Although Bob Hope was born in London, England, and lived for decades in the State of California, Hope was always a Clevelander at heart.
Bob Hope was raised in The Forest City from the age of five, in 1908, until his early 20s. He frequently canvassed the city in his youth, where he would often ride the trolley from his neighborhood in Doan’s Corner over to Luna Park, an amusement park. It was here where Hope would impersonate Charlie Chaplin, sing, and engage in footraces in order to win some pocket change.
Hope also hustled pool at the Alhambra pool hall, taught ballroom dancing, and boxed (under the name of “Packy East”) in his time in Cleveland before hitting the vaudeville circuit. It was during these formative years in his life that Hope fell in love with baseball, specifically the hometown team the Indians, and their player-manager Tris Speaker.
By the 1940s, Hope was a big star in Hollywood, appearing in the “Road” movie series with Dorothy Lamour and Bing Crosby. In 1946, Crosby took some of his earnings and bought a stake in the Pittsburgh Pirates. Hope was interested in doing the same.
That same year Bill Veeck Jr. noticed that the ownership of the Cleveland Indians was up for grabs. Veeck put together a group of investors, which included Hope. Veeck then swooped in and bought the team from the current owners, including team president Alva Bradley, for $2.2 million dollars (approximately $33 million adjusted for inflation).
“My interest in the deal was purely sentimental, as I am a former resident of Cleveland. Of course, I have no interest — ahem — in any money we might make out of the club.”
– Bob Hope, 1946
In 1947, Hope and Crosby performed a comedy bit during Spring Training, which had just moved from Clearwater, Florida to Tuscon, Arizona. Paramount News added this to one of their newsreels that played in front of movies. It was called “Baseball’s Bustin’ Out All Over”. In this newsreel, Hope and Crosby wear the respective uniforms of their teams and are shown tossing a baseball and joking around.
Also that year, Veeck signed Larry Doby to play Centerfield for the Indians. Doby, whose debut was on July 5, 1947, was the first African American player to play in the American League. This was following the National League’s debut of Jackie Robinson for the Brooklyn Dodgers by 3 months.
This was a mission for Veeck who, in 1942, was blocked by baseball commissioner Kenesaw Mountain Landis from purchasing the Philadelphia Phillies because he wanted to desegregate baseball. The Indians would go on to win the World Series for the second and final time the following year. These historic moments would be the highlights of Bob Hope’s tenure as an owner of the team.
“Bob (Hope) was a very good golfer, but he was also interested in the baseball team.”

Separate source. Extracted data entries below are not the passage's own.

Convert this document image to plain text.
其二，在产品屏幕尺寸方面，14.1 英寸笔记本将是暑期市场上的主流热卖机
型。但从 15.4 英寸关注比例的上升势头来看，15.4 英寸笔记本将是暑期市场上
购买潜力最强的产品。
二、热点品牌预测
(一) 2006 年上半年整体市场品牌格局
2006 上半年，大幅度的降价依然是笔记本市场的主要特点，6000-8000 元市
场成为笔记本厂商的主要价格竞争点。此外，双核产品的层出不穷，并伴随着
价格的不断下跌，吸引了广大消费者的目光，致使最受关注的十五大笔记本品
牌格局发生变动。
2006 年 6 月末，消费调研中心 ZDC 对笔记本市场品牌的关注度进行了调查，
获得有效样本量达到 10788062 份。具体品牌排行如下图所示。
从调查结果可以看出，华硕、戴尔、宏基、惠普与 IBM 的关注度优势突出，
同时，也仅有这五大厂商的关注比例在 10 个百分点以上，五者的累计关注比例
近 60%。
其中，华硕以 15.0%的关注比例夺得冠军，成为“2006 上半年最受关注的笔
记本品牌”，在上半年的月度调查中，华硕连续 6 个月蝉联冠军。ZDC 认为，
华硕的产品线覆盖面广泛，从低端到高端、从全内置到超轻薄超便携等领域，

– Bob Feller, Hall of Fame Pitcher
In 1956, Hope made a guest appearance on I Love Lucy where he played himself. In the sixth season episode, Lucy, the Mertzes, and Little Ricky are attending a New York Yankees/Cleveland Indians game at Yankee Stadium. Bob Hope is also in attendance. Lucy impersonates an Indians player, Bob Feller, in order to get Hope to perform at her husband Rickey’s club. The episode culminates with Rickey, Lucy, and Hope performing the song “Nobody Loves The Ump” at Rickey’s Club.

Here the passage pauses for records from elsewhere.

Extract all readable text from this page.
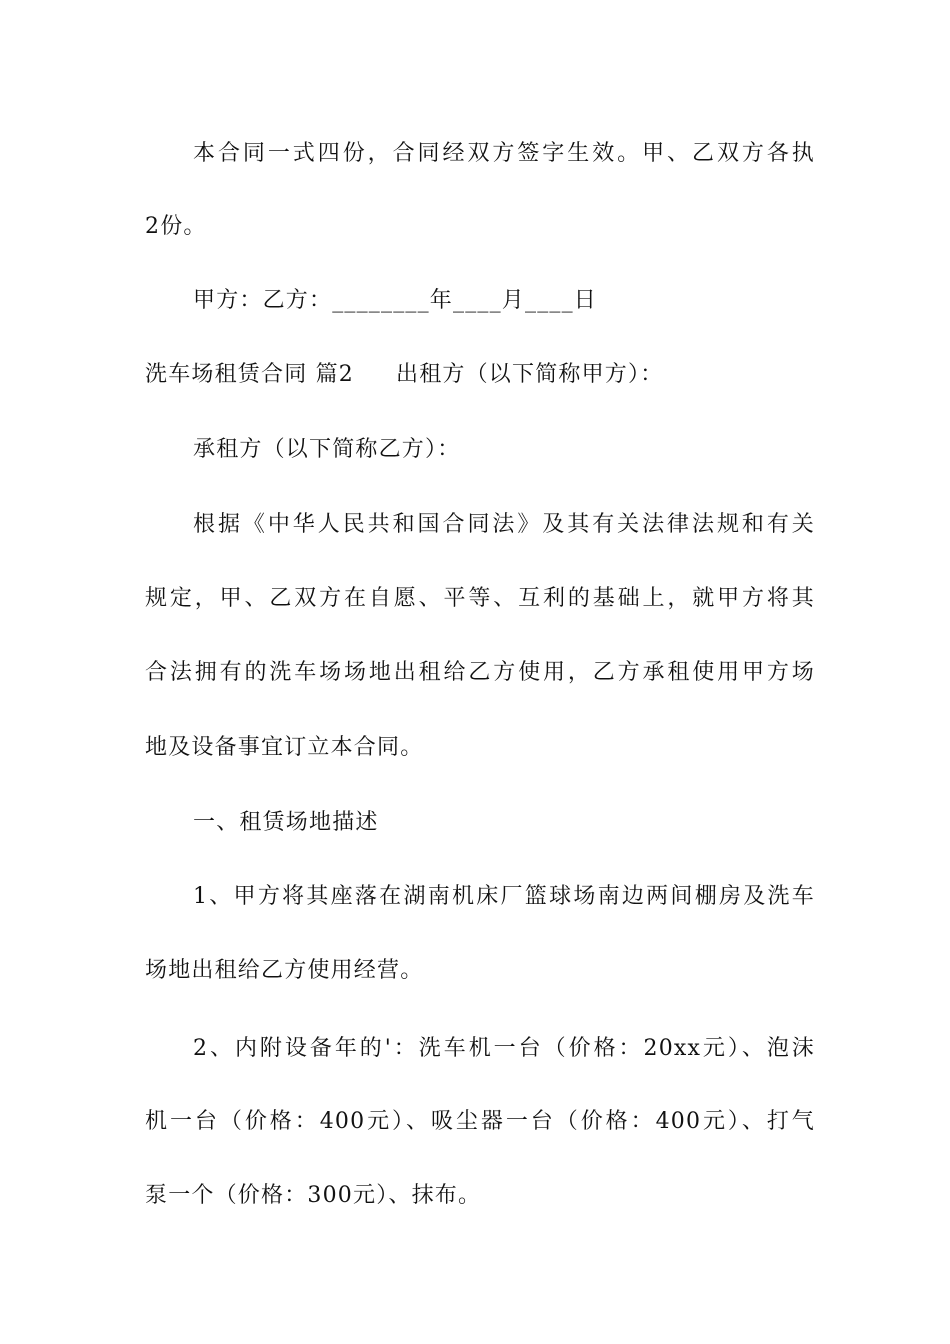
本合同一式四份，合同经双方签字生效。甲、乙双方各执
2份。
甲方：乙方：________年____月____日
洗车场租赁合同 篇2 出租方（以下简称甲方）：
承租方（以下简称乙方）：
根据《中华人民共和国合同法》及其有关法律法规和有关
规定，甲、乙双方在自愿、平等、互利的基础上，就甲方将其
合法拥有的洗车场场地出租给乙方使用，乙方承租使用甲方场
地及设备事宜订立本合同。
一、租赁场地描述
1、甲方将其座落在湖南机床厂篮球场南边两间棚房及洗车
场地出租给乙方使用经营。
2、内附设备年的'：洗车机一台（价格：20xx元）、泡沫
机一台（价格：400元）、吸尘器一台（价格：400元）、打气
泵一个（价格：300元）、抹布。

In 1963, Hope appeared on the cover of Sport’s Illustrated dressed in full Cleveland Indians regalia. The article’s writer, Jack Olsen stated in the piece:
“He is the kind of sports nut who will interrupt a visit to New Orleans to fly to Cincinnati to play a round of golf with some cronies. He’s been a fighter, a sprinter, a pool hustler, a four-handicap golfer, a professional football team’s mascot and a holder of substantial shares of stock in enterprises such as the Los Angeles Rams and the Cleveland Indians. He seldom misses a big fight, even if he has to rush over to the Pantages Theater in Hollywood to see it on theater TV. He has played something between 1,000 and 1,500 golf courses, in such varied places as Brazil and Greenland, in company with anteaters, monkeys and, sometimes, Presidents.”
Bob Hope held an ownership stake in the Indians for over 40 years. On October 3, 1993, Bob Hope traveled to Cleveland and sang his trademark song “Thanks for the Memories” at the final game played in Cleveland’s Municipal Stadium. The game was between the Indians and the Chicago White Sox. Hope was 90 years old, but still a kid at heart.
On July 23, 2021, the Cleveland Indians announced that they would change their name to the Cleveland Guardians at the end of the 2021 season. The new name was inspired by the “Guardians of Traffic” statues located on the Hope Memorial Bridge in downtown Cleveland. Originally called the Lorain-Carnegie Bridge, the name was changed in 1983 as a tribute to both Bob Hope and his father, William Henry, who was a stonemason that helped to construct the Guardian statues. With this new name, Bob Hope’s connection to the baseball team he loved, and its legacy, will continue for years to come.